Aunt Grier’s clutch buzzed and she handed Uncle Teddy her glass of champagne.

“It’s the sitter,” Aunt Grier said, glancing at the screen. “I’m going to take this outside. I’ll be right back.”

When she was gone, Uncle Teddy took a sip of champagne from her glass and asked me, “Did you finish going through the files I sent?”

It took me a moment to understand what he was referring to, and then I remembered: the PI’s case files on my mother.

“Yes,” I said. “Thanks for sending those.”

“Did you find the answers you were looking for?” he asked.

“Yes and no,” I said. “I got some answers, but somehow more questions, too.”

Uncle Teddy nodded.

“My uncle Hank said the two of you had an interesting conversation, though,” I said.

“Did he?”

“Apparently, you threatened him and made him hand over the photographs he found at the lake house?”

“I tried asking nicely first,” Uncle Teddy said, taking another sip of Aunt Grier’s champagne. “But Hank has always been a bit . . . gruff. When he refused, I might have gotten a little . . . colorful in my response.”

“Why would you do that?”

Uncle Teddy sighed. “If you listened to those interviews, you already know.”

“You and my mother used to date,” I said.

“It was more than that. She was the first girl I ever loved,” Uncle Teddy said. “Listen,” he said after a moment, “I want you to know, that whatever was said in those interviews, whatever some people might think, Grace never cared about the money. If anything, she loved your father despite his money, despite who his family was.”

“You really think she loved him?” I asked. I used to be so sure of the deep affection my parents had for one another, so sure of their tight bond. But after everything I’d learned over the past couple months, I’d started to doubt it.

“Yes, I do,” Uncle Teddy said. “As much as it pains me to admit it.”

“You don’t think she ran off, do you?” I asked.

Uncle Teddy shook his head. “No, I don’t. But I’ve never had any solid evidence to the contrary. And when you mentioned those photographs, well, I had to see them.”

“What did you make of them?” I asked.

“Not much,” Uncle Teddy said. “They looked like some sort of blackmail, maybe, but I couldn’t make heads or tails of it, to be honest with you.”

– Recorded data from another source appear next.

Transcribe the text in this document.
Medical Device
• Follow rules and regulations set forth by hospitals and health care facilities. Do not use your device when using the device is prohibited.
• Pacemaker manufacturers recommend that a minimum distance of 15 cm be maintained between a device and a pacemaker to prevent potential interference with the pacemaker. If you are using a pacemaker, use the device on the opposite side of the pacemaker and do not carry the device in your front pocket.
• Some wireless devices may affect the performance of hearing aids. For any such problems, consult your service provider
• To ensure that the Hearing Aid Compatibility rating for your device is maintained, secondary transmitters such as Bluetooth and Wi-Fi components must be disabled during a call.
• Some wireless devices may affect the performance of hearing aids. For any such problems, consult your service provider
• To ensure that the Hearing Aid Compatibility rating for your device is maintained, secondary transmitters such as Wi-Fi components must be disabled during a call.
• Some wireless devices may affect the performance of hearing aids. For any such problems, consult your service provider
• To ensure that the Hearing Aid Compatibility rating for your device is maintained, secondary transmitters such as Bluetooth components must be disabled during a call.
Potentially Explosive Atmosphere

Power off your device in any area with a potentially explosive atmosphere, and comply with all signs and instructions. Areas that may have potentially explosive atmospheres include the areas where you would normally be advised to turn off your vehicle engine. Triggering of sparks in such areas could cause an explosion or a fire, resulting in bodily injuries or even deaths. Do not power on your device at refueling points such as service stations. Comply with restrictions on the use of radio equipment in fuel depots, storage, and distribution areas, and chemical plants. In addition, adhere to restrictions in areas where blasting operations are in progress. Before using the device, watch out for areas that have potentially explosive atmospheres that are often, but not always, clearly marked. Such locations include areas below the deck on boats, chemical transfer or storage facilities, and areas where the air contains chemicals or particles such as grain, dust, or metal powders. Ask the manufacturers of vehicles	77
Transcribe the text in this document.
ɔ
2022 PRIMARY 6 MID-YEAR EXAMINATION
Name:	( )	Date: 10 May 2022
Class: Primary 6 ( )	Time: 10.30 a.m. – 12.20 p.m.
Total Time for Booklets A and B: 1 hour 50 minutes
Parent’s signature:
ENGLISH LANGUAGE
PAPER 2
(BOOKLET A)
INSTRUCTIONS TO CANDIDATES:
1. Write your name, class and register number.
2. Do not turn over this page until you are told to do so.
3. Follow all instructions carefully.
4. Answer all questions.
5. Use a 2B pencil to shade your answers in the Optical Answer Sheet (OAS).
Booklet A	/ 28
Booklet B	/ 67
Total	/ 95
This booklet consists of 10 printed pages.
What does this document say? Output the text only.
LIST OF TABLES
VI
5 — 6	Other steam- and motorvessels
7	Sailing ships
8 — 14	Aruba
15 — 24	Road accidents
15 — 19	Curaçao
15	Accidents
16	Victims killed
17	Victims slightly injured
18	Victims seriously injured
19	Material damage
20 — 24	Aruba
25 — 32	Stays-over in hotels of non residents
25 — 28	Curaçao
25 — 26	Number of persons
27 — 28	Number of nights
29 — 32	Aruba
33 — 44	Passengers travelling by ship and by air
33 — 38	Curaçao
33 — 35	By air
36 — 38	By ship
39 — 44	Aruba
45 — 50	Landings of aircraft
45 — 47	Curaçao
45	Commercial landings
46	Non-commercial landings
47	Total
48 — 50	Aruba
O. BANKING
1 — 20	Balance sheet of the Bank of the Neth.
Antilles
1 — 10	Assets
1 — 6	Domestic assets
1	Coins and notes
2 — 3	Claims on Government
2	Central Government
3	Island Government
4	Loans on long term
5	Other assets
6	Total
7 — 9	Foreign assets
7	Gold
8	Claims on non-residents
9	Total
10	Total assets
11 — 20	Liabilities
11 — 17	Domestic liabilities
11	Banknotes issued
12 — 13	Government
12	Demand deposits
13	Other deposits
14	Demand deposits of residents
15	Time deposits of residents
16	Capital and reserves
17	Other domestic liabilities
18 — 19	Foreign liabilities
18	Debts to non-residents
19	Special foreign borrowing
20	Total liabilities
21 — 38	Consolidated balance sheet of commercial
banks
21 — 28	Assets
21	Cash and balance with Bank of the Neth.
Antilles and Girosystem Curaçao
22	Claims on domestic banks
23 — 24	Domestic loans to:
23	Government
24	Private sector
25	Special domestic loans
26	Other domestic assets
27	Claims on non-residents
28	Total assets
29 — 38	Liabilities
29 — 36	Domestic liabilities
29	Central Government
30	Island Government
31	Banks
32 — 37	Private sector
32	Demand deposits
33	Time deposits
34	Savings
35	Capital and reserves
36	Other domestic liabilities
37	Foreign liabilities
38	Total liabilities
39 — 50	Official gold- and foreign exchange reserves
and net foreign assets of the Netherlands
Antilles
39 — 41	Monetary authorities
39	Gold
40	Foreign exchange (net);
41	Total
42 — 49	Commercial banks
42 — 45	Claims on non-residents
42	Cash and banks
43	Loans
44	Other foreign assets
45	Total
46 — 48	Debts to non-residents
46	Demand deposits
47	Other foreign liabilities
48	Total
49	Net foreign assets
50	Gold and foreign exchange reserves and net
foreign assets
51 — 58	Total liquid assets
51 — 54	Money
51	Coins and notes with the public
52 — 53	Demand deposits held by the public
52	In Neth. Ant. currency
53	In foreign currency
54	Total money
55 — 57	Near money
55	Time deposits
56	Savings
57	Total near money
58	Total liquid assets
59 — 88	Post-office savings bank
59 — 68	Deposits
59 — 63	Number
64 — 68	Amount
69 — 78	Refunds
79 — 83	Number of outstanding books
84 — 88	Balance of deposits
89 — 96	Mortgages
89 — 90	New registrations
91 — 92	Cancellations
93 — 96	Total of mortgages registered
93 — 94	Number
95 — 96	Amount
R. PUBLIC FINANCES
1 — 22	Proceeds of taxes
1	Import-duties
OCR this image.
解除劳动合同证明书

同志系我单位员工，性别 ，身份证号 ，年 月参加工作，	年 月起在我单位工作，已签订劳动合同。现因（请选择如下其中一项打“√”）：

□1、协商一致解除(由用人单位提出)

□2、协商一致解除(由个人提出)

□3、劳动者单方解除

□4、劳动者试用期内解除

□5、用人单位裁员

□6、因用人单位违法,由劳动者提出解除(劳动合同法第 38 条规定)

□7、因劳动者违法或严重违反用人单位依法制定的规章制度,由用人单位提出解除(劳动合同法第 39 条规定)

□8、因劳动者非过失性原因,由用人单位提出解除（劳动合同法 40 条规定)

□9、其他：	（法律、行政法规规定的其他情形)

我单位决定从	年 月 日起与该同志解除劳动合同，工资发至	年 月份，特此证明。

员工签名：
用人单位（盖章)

“I couldn’t either,” I lied. If Uncle Teddy didn’t know, then he hadn’t spoken to my father about the photographs, or, if he had, my father hadn’t told him the truth. I wasn’t sure why I was protecting my father when I still wasn’t sure I believed his story, but for some reason, I was.

“Apparently, Clementine convinced the sitter she’s allowed to have processed sugar,” Aunt Grier said, returning clearly agitated. “She ate half a bag of your secret stash of marshmallows and is now running around the house like a crazy person and refuses to go to bed.”

“Come on,” Uncle Teddy said, putting his hand at the small of Aunt Grier’s back. “Let’s go look at overpriced vacation rentals. That will calm you down.”

He gave me a wink as he steered my aunt in the direction of the silent auction tables across the room.

Someone put their arms around me from behind and I stiffened. Then I heard Dalton’s voice in my ear as he tugged me close.